In unberührtem Schnee liegt ein kleines Haus: ein Fenster an jeder Seite, vielleicht drei Zimmer im Innern, aus grauen Steinen, wie man sie im Acker findet.
An einer Seite ein Anbau zum Fluss runter, an dem sich ein Mühlrad dreht – das Eis auf dem Fluss unten ist weggeschlagen worden. Der Weg zur Straße ist freigeschaufelt, und darüber nähert sich ein leichtes militärisches Gefährt, wie man sie für schnelle oder unauffällige Einzelmissionen einsetzt.
Der Fahrer ist ein junger Mann aus der nächsten Stadt, und in seinem Mantel hat er ein Paket, das sein Vorgesetzter einem weit entfernten Kameraden zu Weihnachten schenken will.
Man hat ihn erst vor kurzem eingezogen, und eigentlich war er immer mit buchhalterischen Aufgaben beschäftigt gewesen, aber für diesen Botendienst war leider grade kein Anderer abkömmlich gewesen. Außerdem hatte er sich immer als sehr zuverlässig und diszipliniert erweisen, und klug.

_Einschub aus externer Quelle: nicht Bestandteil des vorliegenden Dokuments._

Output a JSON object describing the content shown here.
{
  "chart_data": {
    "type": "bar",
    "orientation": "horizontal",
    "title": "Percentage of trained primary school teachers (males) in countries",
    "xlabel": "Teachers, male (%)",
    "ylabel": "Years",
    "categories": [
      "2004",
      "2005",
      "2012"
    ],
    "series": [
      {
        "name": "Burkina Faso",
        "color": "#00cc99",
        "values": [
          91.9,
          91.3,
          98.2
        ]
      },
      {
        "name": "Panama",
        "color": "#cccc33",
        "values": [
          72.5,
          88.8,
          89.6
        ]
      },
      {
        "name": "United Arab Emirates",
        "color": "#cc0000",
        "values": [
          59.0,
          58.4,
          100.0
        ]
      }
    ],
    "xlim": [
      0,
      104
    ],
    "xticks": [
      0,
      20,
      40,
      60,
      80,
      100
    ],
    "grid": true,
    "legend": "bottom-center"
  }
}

Er hatte auch sehr darauf geachtet, genau so zu erscheinen, damit man ihn im Büro für wertvoller erachten würde als im Feld. Seine Briefe an die ehemaligen Kommilitonen waren immer sehr bedacht geschrieben, und ordentlich – die Spitzel beim Postdienst schlossen dadurch auf eine ausgeglichene Persönlichkeit, und ihm selbst ermöglichte der große Zeilenabstand, einen zweiten, weniger bedacht formulierten Brief dazwischen zu schreiben, den der Empfänger erst sichtbar machen musste.

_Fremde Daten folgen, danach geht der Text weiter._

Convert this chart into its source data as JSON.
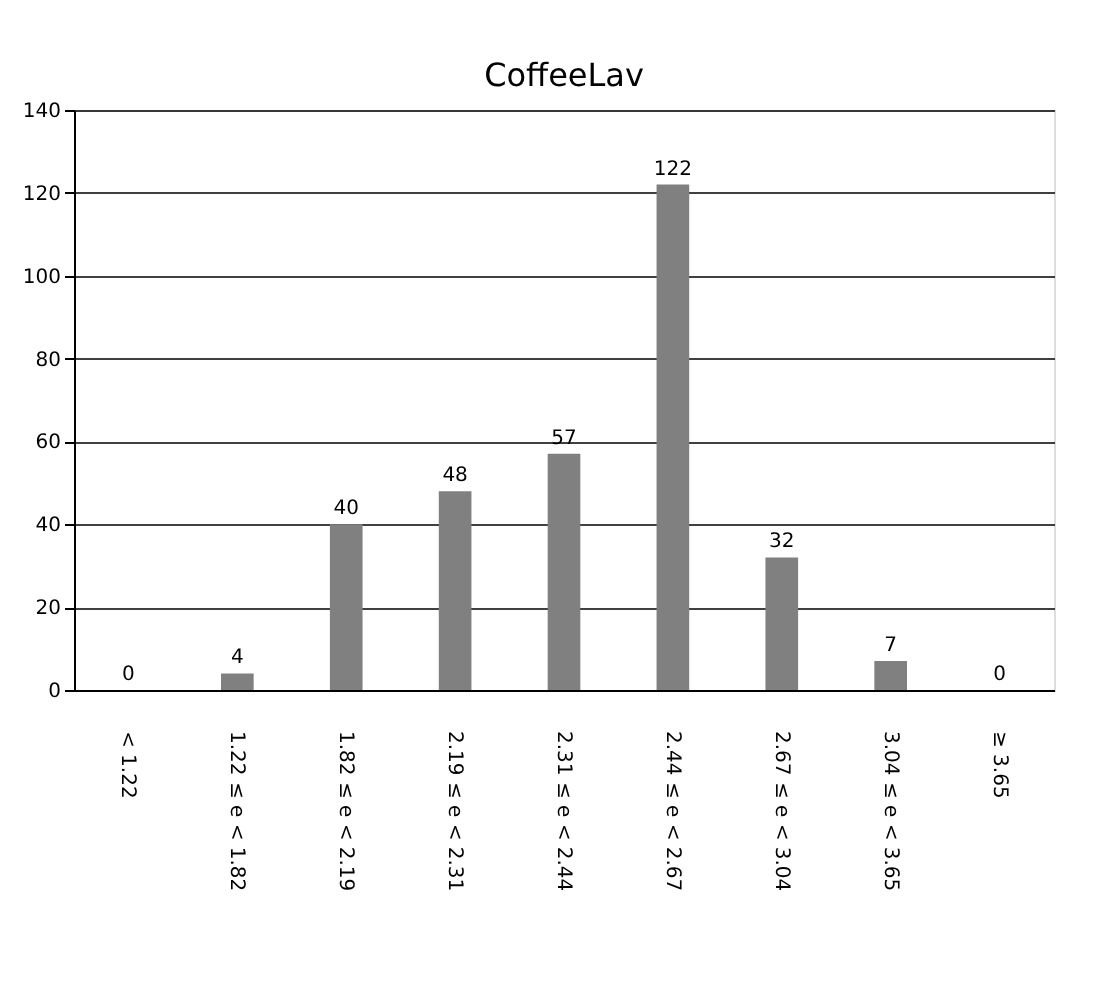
{
  "chart_data": {
    "type": "bar",
    "title": "CoffeeLav",
    "categories": [
      "< 1.22",
      "1.22 ≤ e < 1.82",
      "1.82 ≤ e < 2.19",
      "2.19 ≤ e < 2.31",
      "2.31 ≤ e < 2.44",
      "2.44 ≤ e < 2.67",
      "2.67 ≤ e < 3.04",
      "3.04 ≤ e < 3.65",
      "≥ 3.65"
    ],
    "values": [
      0,
      4,
      40,
      48,
      57,
      122,
      32,
      7,
      0
    ],
    "color": "#808080",
    "ylim": [
      0,
      140
    ],
    "yticks": [
      0,
      20,
      40,
      60,
      80,
      100,
      120,
      140
    ],
    "grid": "y",
    "data_labels": true
  }
}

Er war kein Spion, nur einer, der gerne selber dachte. Und er wollte sich die Möglichkeit offenhalten, vielleicht noch zu einem Spion zu werden, je nachdem, was er im Bürodienst noch so alles erfahren würde. Bislang hatte noch nie eine vertrauliche Information herausgegeben.
Eine Alternative zu solchen Geheimbriefen, wie er sie schrieb, war zum Beispiel das Verstecken einer Botschaft in einem größeren Paket. Dafür brauchte man nur einen glaubhaften Vorwand für ein Paket. Dass aber z.B. ein Brigadier einem Feldwebel über eine Strecke von drei Tagesreisen zu Weihnachten ein Rasiermesser schickte, das war schon eher wenig glaubhaft. Als er bei der ersten Rast auf ruhigeren Straßen sein Paket hervorgeholt und die Verpackung zurückgeschlagen hatte, fand er die Klinge in Papier eingeschlagen – Packpapier, das schon, aber trotzdem als Verpackung für ein Rasiermesser völlig unsinnig – und erfuhr mit etwas Mühe und Zeit, dass der Feldwebel angewiesen wurde, seine Einheit schnellstmöglich zur Stadt zurückzuführen, und nur genug Mann an der Position zu lassen, um für den Feind den Eindruck zu erwecken, dass sie nicht verlassen sei. Wenn der Feind sie dann einnehme, könne man ihm in den Rücken fallen. Man lasse Vorsicht walten bei der Auswahl derer, die in der Stellung bleiben sollten: Diszipliniert müssten sie sein, aber nicht zu wertvoll für die Truppe, schließlich gingen sie höchstwahrscheinlich verloren.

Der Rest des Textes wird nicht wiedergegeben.